Thus, if I'm understanding you correctly, if something is a certain number of degrees removed from the First Cause you consider it to not be the cause? How many degrees removed does something have to be for one to decide "nah, my god didn't do this?"God is the first cause, the cause of everything that came into existence, but God is not the cause of anything that happened after everything was created.

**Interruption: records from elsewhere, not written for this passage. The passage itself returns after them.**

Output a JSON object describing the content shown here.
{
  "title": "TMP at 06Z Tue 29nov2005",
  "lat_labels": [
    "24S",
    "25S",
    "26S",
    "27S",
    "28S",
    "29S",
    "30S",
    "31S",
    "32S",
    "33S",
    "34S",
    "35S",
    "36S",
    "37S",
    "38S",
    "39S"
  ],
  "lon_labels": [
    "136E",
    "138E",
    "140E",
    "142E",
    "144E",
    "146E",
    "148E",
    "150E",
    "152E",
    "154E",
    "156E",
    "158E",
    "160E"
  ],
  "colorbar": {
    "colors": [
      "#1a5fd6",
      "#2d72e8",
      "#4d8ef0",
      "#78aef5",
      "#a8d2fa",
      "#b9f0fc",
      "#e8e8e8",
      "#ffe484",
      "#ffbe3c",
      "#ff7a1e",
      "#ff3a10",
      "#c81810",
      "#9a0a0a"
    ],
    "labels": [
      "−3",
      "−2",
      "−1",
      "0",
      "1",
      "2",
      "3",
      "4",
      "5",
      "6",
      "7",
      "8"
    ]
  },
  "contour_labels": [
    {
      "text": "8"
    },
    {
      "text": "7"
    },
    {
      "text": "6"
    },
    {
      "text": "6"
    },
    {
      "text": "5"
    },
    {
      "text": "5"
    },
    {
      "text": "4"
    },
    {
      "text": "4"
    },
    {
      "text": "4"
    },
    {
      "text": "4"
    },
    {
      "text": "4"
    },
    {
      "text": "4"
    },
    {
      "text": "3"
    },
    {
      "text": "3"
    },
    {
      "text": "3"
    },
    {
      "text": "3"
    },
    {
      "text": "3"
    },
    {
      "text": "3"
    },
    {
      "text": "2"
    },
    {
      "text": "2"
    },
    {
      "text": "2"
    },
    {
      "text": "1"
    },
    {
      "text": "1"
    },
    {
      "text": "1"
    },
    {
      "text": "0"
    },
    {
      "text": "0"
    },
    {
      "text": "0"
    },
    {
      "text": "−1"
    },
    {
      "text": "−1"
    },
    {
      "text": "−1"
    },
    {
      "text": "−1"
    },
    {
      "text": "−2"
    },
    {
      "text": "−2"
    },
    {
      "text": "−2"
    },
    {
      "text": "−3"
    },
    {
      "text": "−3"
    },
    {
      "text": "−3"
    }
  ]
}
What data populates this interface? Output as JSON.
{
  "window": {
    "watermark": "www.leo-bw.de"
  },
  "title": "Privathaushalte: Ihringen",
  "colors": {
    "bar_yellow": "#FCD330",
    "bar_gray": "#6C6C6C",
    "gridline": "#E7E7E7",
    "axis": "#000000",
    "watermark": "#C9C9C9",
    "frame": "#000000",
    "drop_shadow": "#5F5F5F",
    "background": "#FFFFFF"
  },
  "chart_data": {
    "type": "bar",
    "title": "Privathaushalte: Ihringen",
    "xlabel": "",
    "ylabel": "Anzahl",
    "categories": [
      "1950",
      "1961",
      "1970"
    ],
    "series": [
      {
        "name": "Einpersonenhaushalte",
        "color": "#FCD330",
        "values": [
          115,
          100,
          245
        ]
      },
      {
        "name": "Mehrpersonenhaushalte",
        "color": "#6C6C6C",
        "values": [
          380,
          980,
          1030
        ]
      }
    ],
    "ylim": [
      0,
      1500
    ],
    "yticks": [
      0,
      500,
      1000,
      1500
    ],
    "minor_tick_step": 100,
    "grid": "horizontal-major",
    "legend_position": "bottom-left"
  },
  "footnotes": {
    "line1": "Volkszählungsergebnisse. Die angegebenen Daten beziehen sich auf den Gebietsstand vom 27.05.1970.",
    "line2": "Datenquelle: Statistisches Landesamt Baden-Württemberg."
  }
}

It's interesting to think about this in a broader context, actually - I have always found it odd how some humans think about causality. That is, some only think about immediate causality or what is immediately obvious to them in terms of causality. Others see beyond these immediate causes to the more complex relationships between things that stretch through all time and space. I tend to do the second of these, so I just have trouble squaring this notion that a first cause god isn't the fundamental cause of everything. Causality doesn't have to be immediate (zero degrees removed) to be causality.
Ugh, I'll confess I really hate the whole "dominion" thing and it's a major reason I could never, ever follow an Abrahamic religion. It strikes me as so incredibly arrogant and disrespectful of what to me are the actual gods (nature and the universe itself), but that's neither here nor there I suppose as there are just some irreconcilable theological differences between indigenous/polytheist/animist religions and Abrahamic ones. We're not really talking about that here, so I'm going to pretend I just agree with you for the purpose of this thread.Humans were given dominion over the earth and humans are the cause of what happens on this earth, other than natural disasters which are just a part of nature, not caused by God.
I thought we were talking about causality? Causality is not the same thing as responsibility.God is responsible for creating a world in which people will suffer for various reasons. I suggest we discuss what God is actually responsible for, not what God is not responsible for.
Causality is just - this led to this, which in turn led to this, and resulted in this (chain it back however many degrees your brain can handle). It's not making value judgements or stating how things ought to be, who should do what, or whatever.
Responsibility can refer to having an obligation to do something, having an authoritative role or purpose to do something (e.g., it is your responsibility to clean up after yourself; it is your responsibility to file this paperwork). It is also used in human justice systems to assign blame because humans are weird like that (e.g., you did this crime so you will be punished). Those are different from just observing causality.